“El hogar permea cada tendón y cada cartílago de mi cuerpo”, escribe Gloria Anzaldúa, mientras reflexiona sobre la imposibilidad de cumplir con las exigencias de tener una identidad única e indivisible. Habla de traiciones —grandes y pequeñas—, de fronteras y de cuerpos divididos, de las violencias propias y ajenas, la pertenencia y el tironeo del adentro y del afuera. En la obra de Flor Alvarado, la casa se expande y crece dentro del cuerpo, o quizás crecen juntos; es difícil distinguir dónde termina uno y el otro comienza. Con ellos, se amplifican también las tensiones y los conflictos.
Sus dibujos despliegan una estética de la exuberancia y el exceso: cuerpos desbordantes y sensuales; quirquiñas que, contra todo pronóstico, crecen en las grietas de las paredes de ladrillo; construcciones premeditadamente inconclusas que se proyectan hacia el cielo impulsadas por la pura voluntad de seguir creciendo. En estas imágenes, Flor evoca memorias de su infancia y la política de la abundancia que emana de Alasitas y el dios Ekeko: esa tradición de modelar en miniatura del objeto del deseo para materializarlos. Sin embargo, aquí, la tradición y la inscripción de pertenencia a una cultura se enredan con la ambición, la energía de una sexualidad descorsetada y la convergencia entre el deseo y el derecho, para derramarse más allá de la norma.

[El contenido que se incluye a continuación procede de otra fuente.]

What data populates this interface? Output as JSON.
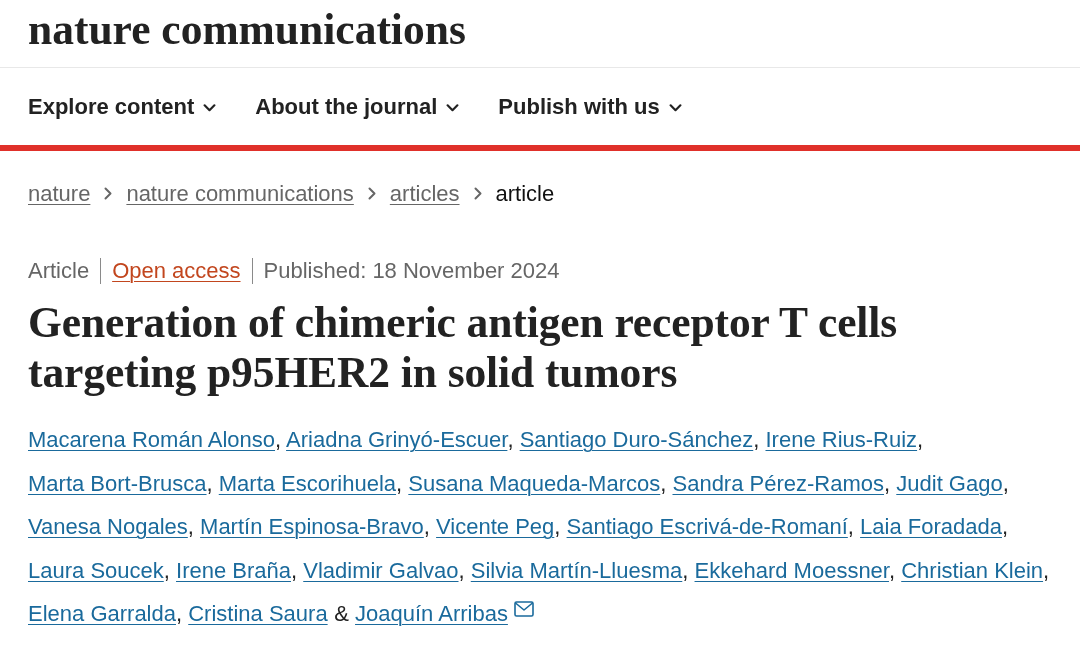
{
  "logo": "nature communications",
  "nav": [
    {
      "label": "Explore content"
    },
    {
      "label": "About the journal"
    },
    {
      "label": "Publish with us"
    }
  ],
  "breadcrumbs": [
    {
      "label": "nature",
      "current": false
    },
    {
      "label": "nature communications",
      "current": false
    },
    {
      "label": "articles",
      "current": false
    },
    {
      "label": "article",
      "current": true
    }
  ],
  "article_meta": {
    "type": "Article",
    "access": "Open access",
    "published": "Published: 18 November 2024"
  },
  "title": "Generation of chimeric antigen receptor T cells targeting p95HER2 in solid tumors",
  "authors": [
    {
      "name": "Macarena Román Alonso",
      "comma": ",",
      "corresponding": false
    },
    {
      "name": "Ariadna Grinyó-Escuer",
      "comma": ",",
      "corresponding": false
    },
    {
      "name": "Santiago Duro-Sánchez",
      "comma": ",",
      "corresponding": false
    },
    {
      "name": "Irene Rius-Ruiz",
      "comma": ",",
      "corresponding": false
    },
    {
      "name": "Marta Bort-Brusca",
      "comma": ",",
      "corresponding": false
    },
    {
      "name": "Marta Escorihuela",
      "comma": ",",
      "corresponding": false
    },
    {
      "name": "Susana Maqueda-Marcos",
      "comma": ",",
      "corresponding": false
    },
    {
      "name": "Sandra Pérez-Ramos",
      "comma": ",",
      "corresponding": false
    },
    {
      "name": "Judit Gago",
      "comma": ",",
      "corresponding": false
    },
    {
      "name": "Vanesa Nogales",
      "comma": ",",
      "corresponding": false
    },
    {
      "name": "Martín Espinosa-Bravo",
      "comma": ",",
      "corresponding": false
    },
    {
      "name": "Vicente Peg",
      "comma": ",",
      "corresponding": false
    },
    {
      "name": "Santiago Escrivá-de-Romaní",
      "comma": ",",
      "corresponding": false
    },
    {
      "name": "Laia Foradada",
      "comma": ",",
      "corresponding": false
    },
    {
      "name": "Laura Soucek",
      "comma": ",",
      "corresponding": false
    },
    {
      "name": "Irene Braña",
      "comma": ",",
      "corresponding": false
    },
    {
      "name": "Vladimir Galvao",
      "comma": ",",
      "corresponding": false
    },
    {
      "name": "Silvia Martín-Lluesma",
      "comma": ",",
      "corresponding": false
    },
    {
      "name": "Ekkehard Moessner",
      "comma": ",",
      "corresponding": false
    },
    {
      "name": "Christian Klein",
      "comma": ",",
      "corresponding": false
    },
    {
      "name": "Elena Garralda",
      "comma": ",",
      "corresponding": false
    },
    {
      "name": "Cristina Saura",
      "conjunction": "&",
      "corresponding": false
    },
    {
      "name": "Joaquín Arribas",
      "corresponding": true
    }
  ]
}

De este encuentro, donde las múltiples identidades que habitan el cuerpo se tensionan y confunden, emerge una resistencia crítica. En sus símbolos anida un conjunto de anhelos potencialmente revolucionarios, precisamente por estar “mal” posicionados frente a un status quo cada vez más violento. Lo que surge, en oposición a la violencia, es una ontología blanda: un espacio donde el cuerpo y los objetos que lo rodean conspiran contra los estereotipos y los caminos trazados para ellos, abriéndose paso a fuerza de una fantasía sexy y juguetona de la que nace la mujer ladrillo.
La casa de muñecas —objeto fundamental que anuda la fantasía con el acto de construir, diseñado para operativizar los estereotipos y orientar los deseos desde la infancia—irrumpe con ímpetu antimelancólico para expresar la búsqueda de una espacialidad propia. Hecha de plástico rosa y reluciente, ocupa el centro de la escena sobre el piso de tierra del hogar de la niñez, encapsulando no una aspiración domesticada, sino un deseo disruptivo. Su reproducción sobre el papel, es una respuesta afectiva al mundo, una inversión de los códigos de la conformidad que expone las trayectorias históricas de la negociación frente a los obstáculos materiales y el “reparto de lo sensible”.
En los dibujos de Flor, el exhibicionismo del cuerpo-casa deja al descubierto un espacio para la vulnerabilidad: no como un gesto de desamparo ante la violencia, sino, por el contrario, como una forma de resistencia. Sus formas exhuberantes —quizás excesivas para ciertos modos dominantes de expresión—, libres de retoques o filtros, exhiben una ruptura con lo que Rey Chow llama “la mimesis coercitiva”, ese mecanismo que estructura la realidad para lxs sujetxs racializadxs exigiéndoles una performance de autenticidad imposible: “Si ya es difícil para una persona étnica imitar perfectamente al hombre blanco, más lo es imitarse a sí misma”, escribe Chow. Frente a esta demanda, Flor exhibe las particularidades de su manera de estar en el mundo y construye, con moños y ladrillos, una casa de muñecas a medida de su propia subjetividad.